Якобы книга, или млечныемукидва (Лосевский) - страница 116

Немало шишек мы набили, пытаясь на равных конкурировать с именитыми соперниками, несравненно более искушенными и знающими толк в Игре. Только после позорной серии безобразных поражений мы приноровились наконец-то задействовать свои индивидуальные качества в общих интересах, что и позволило как-то раз свести одну из Игр к ничейному исходу. И это была наша общая ничейная победа; заслуга рассудительности и логичности Патамушты, настойчивости и въедчивости Квази-мена, взвешенности и неторопливости Виэкли, спортивного азарта и авантюризма Свитани, а также некоторых моих качеств, которые, должно быть, тоже существуют.

Так уж вышло, что однажды мы выиграли Игру. Тогда и настали лучшие дни.

Голова 63. Живее всех

Случается, обычно раз в жизни, в один прекрасный момент все вдруг внезапно перестает, перестает быть таким, каким оно было еще вчера. Тогда-то и выясняется, конечно, что все не то, чем кажется, и метаморфоза эта не метафора, не следствие какого-то кошмарного катаклизма, просто одно восприятие необратимо сменяет другое, и истинное оказывается сложным. Вот и мне долгие годы неведомым образом удавалось отсидеться в коконе вымышленного мира, ощущая себя яркой птицей высокого полета, благородного белого оперения и широкого размаха крыльев. Лишь лень сдерживала меня от практических вылетов в реальность; лень и страх, что не смогу обнаружить обратную дорогу домой, в обжитый край привычных представлений. Не берусь сказать, сколь долго длилось это умопомрачение, скрывающее от меня подлинное положение вещей, словно мой разум все эти годы был сдавлен увесистым камнем.

Оказалось, что и в самом деле камнем. В один прекрасный день на нашей свалке разгорелся жуткий пожарище, прожорливый огонь и обнажил корректную картину мира.

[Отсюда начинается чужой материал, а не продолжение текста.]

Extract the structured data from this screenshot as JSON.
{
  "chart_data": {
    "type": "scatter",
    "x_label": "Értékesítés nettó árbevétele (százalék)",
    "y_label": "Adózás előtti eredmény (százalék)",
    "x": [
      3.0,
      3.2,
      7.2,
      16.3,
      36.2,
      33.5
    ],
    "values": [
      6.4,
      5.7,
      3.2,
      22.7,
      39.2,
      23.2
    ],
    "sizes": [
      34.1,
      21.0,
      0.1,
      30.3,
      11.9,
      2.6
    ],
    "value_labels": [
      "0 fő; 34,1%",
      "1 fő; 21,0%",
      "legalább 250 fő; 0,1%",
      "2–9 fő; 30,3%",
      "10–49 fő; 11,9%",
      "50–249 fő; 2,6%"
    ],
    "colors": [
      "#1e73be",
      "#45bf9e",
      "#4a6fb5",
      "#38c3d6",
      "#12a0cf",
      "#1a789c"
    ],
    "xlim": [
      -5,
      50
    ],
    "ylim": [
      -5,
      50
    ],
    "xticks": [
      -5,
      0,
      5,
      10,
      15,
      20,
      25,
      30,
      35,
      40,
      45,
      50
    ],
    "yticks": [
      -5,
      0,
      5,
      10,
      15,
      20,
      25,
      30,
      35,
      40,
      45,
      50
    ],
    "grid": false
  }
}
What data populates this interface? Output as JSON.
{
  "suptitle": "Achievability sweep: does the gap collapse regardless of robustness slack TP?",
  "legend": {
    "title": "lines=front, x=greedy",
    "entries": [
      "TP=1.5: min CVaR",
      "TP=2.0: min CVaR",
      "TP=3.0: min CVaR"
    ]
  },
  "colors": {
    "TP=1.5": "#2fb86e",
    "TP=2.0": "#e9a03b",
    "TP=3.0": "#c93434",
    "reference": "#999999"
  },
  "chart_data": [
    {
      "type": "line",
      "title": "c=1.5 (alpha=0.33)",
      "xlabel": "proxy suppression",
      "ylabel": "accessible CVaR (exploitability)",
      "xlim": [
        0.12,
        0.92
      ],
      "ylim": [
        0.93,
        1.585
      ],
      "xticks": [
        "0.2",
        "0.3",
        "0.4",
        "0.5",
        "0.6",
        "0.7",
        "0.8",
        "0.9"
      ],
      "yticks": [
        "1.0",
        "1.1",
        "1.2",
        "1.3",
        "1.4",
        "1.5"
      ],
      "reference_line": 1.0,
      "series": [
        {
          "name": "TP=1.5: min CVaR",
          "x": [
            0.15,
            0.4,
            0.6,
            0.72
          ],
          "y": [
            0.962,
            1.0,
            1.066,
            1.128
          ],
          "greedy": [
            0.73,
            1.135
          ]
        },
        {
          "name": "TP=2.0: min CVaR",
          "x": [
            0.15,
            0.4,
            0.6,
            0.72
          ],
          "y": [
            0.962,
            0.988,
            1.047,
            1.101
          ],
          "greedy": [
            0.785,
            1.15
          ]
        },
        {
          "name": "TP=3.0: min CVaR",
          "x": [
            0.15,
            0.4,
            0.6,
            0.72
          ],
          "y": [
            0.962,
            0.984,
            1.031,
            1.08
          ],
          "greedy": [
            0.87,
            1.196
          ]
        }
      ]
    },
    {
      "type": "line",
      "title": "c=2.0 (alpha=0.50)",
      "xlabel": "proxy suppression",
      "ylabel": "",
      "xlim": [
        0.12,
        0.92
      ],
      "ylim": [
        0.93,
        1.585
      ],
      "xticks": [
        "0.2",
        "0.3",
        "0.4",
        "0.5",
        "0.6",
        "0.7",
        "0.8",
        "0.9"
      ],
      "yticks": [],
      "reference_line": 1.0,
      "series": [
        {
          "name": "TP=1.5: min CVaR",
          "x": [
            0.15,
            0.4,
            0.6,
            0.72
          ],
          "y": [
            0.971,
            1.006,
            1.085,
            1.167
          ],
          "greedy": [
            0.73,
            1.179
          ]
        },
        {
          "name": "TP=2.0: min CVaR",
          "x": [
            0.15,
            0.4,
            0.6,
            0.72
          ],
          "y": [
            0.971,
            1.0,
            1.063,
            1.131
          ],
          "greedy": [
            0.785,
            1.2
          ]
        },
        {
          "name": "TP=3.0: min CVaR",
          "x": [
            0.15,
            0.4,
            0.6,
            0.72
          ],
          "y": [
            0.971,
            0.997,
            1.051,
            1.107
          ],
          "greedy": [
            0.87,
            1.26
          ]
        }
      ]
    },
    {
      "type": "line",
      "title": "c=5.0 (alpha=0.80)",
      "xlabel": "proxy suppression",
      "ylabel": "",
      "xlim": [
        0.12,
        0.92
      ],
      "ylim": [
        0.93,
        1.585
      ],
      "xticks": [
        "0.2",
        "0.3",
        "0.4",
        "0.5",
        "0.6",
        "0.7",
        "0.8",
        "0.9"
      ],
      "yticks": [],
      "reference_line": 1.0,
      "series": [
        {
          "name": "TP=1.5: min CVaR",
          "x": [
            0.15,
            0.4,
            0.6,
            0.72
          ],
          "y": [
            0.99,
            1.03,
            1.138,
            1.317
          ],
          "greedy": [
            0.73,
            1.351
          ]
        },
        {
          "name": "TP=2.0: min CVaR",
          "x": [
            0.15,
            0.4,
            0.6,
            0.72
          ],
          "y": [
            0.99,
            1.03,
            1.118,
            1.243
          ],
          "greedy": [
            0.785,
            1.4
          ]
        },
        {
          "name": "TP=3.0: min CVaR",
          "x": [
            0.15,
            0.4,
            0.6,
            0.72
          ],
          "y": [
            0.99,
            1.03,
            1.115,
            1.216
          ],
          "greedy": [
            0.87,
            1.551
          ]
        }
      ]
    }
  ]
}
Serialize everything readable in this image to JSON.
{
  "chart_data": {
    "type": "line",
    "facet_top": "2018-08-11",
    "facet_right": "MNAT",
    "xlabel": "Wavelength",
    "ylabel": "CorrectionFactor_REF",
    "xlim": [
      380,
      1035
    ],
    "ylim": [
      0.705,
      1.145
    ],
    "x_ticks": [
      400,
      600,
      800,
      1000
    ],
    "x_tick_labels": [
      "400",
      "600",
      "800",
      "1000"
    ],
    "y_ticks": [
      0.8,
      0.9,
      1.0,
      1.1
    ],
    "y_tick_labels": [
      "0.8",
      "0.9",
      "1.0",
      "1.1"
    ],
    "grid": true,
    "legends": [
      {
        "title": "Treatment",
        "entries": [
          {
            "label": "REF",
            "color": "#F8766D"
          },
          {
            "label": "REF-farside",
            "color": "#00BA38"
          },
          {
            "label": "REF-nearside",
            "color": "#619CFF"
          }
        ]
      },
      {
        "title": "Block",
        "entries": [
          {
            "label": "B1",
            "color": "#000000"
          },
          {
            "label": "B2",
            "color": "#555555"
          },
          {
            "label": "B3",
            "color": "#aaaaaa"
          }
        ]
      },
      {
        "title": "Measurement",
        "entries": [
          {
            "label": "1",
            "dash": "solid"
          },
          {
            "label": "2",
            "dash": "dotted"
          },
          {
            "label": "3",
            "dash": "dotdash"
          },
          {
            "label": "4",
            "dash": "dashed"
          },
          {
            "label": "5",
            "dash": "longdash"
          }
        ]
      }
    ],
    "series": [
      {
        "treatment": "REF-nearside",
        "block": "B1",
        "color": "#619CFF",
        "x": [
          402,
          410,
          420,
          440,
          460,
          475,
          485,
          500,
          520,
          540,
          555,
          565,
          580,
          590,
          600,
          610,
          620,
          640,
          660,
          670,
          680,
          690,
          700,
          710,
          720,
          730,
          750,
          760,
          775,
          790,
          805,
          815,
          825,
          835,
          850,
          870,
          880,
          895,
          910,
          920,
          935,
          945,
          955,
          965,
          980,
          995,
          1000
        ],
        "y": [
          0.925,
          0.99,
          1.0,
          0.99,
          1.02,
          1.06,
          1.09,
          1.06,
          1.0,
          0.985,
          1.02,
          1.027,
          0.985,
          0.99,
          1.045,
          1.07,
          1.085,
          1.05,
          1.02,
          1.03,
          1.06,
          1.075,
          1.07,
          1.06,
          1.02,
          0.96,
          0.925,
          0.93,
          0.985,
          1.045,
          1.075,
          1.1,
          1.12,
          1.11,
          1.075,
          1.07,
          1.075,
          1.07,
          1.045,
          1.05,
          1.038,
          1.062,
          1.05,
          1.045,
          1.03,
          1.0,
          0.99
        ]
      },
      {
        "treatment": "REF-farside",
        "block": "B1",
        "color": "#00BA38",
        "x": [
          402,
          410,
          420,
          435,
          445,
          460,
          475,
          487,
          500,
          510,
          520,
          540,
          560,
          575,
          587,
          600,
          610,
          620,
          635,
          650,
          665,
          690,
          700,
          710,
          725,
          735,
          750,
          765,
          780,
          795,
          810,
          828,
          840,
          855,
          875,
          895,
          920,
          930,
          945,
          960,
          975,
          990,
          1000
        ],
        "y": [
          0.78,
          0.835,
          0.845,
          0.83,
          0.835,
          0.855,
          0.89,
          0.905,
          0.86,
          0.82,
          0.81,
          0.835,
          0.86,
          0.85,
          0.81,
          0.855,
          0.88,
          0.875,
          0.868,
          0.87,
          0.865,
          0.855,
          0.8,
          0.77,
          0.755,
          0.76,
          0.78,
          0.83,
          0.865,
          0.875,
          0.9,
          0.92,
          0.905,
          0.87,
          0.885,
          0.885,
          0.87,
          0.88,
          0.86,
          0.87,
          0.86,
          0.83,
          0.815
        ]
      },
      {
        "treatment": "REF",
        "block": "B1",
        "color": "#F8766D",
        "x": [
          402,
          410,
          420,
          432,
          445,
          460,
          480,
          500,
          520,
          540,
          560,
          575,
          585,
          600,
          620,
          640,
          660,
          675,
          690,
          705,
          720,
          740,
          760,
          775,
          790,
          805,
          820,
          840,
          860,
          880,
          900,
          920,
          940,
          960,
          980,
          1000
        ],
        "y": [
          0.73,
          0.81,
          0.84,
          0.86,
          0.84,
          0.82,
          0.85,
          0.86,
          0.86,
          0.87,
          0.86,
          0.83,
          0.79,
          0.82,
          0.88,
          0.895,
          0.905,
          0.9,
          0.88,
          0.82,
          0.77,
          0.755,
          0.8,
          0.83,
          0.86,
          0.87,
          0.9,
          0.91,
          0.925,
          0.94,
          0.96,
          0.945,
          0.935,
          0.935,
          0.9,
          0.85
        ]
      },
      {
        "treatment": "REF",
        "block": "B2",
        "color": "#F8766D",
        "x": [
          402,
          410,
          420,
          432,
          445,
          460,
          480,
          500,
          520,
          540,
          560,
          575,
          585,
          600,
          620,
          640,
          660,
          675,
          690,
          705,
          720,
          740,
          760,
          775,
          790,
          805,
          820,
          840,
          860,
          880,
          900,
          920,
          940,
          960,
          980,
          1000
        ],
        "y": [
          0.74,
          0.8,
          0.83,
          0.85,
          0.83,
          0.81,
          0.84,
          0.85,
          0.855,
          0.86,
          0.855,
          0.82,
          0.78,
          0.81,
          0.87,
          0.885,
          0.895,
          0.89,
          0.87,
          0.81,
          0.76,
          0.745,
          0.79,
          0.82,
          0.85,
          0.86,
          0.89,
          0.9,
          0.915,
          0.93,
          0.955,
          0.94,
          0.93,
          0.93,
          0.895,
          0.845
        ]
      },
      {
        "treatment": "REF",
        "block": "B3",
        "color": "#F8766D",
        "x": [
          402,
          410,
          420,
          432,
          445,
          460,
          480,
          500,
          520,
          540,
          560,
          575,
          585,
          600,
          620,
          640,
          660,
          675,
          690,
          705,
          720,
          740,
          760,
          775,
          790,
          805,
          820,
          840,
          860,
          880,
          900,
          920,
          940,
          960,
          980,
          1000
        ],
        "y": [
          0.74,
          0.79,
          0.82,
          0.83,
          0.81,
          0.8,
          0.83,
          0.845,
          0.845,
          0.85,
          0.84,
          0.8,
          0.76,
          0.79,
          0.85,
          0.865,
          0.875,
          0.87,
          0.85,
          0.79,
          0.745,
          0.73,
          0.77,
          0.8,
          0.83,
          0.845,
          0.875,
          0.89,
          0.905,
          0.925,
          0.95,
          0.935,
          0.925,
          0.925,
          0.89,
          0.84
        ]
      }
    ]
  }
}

Да, мой мир в новом свете представал всего-навсего унылой и вечно тлеющей загородной свалкой, а круг общения серыми мусорными пакетами, уходящими в небо от разыгравшейся борьбы стихий: яростного огня и подпевающего тому порывистого ветра против противопоставленных им потоков воды из пожарных шлангов. Сам я, пока какой-то сапог не сдвинул камень с моей слабой сущности, упорно предпочитал мнить себя гордой белой птицей: невзирая на закрадывающиеся уже сомнения, все же я еще осмеливался мечтать, что являюсь на худой конец какой-нибудь хромой чайкой, ладно, поклеванной и потрепанной, не брезгующей помоями и объедками. И все-таки птицей.

Наверное, стоит сказать запоздалое спасибо той беспристрастной ноге судьбы, что разула мне глаза на суть, приотворяя воздушные коридоры в пространства иных помыслов и порывов; да, стыдно сказать, я оказался обычным белым пакетом с пестрым супермаркетным логотипом и призывом купить продукт у них, а не у тех, конкурирующих; пакетом, использованным в конце карьеры под вынос мусора. Поддаваясь актуальному курсу ветра и взмывая вверх, мне волей-неволей приходилось пристально всматриваться в продолговатую пустоту, зияющую внутри меня, и вместо былой белой безупречности я усматривал лишь картофельные ошметки и пару крепко налипших по бокам окурков. Только высота и воздух высвободили меня от приобретенного через прежний опыт налета, хотя к тому времени я уже безнадежно отбился от стаи старых друзей – профессиональных серых и черных мусорных пакетов, предназначенных для помойки с самого своего рождения.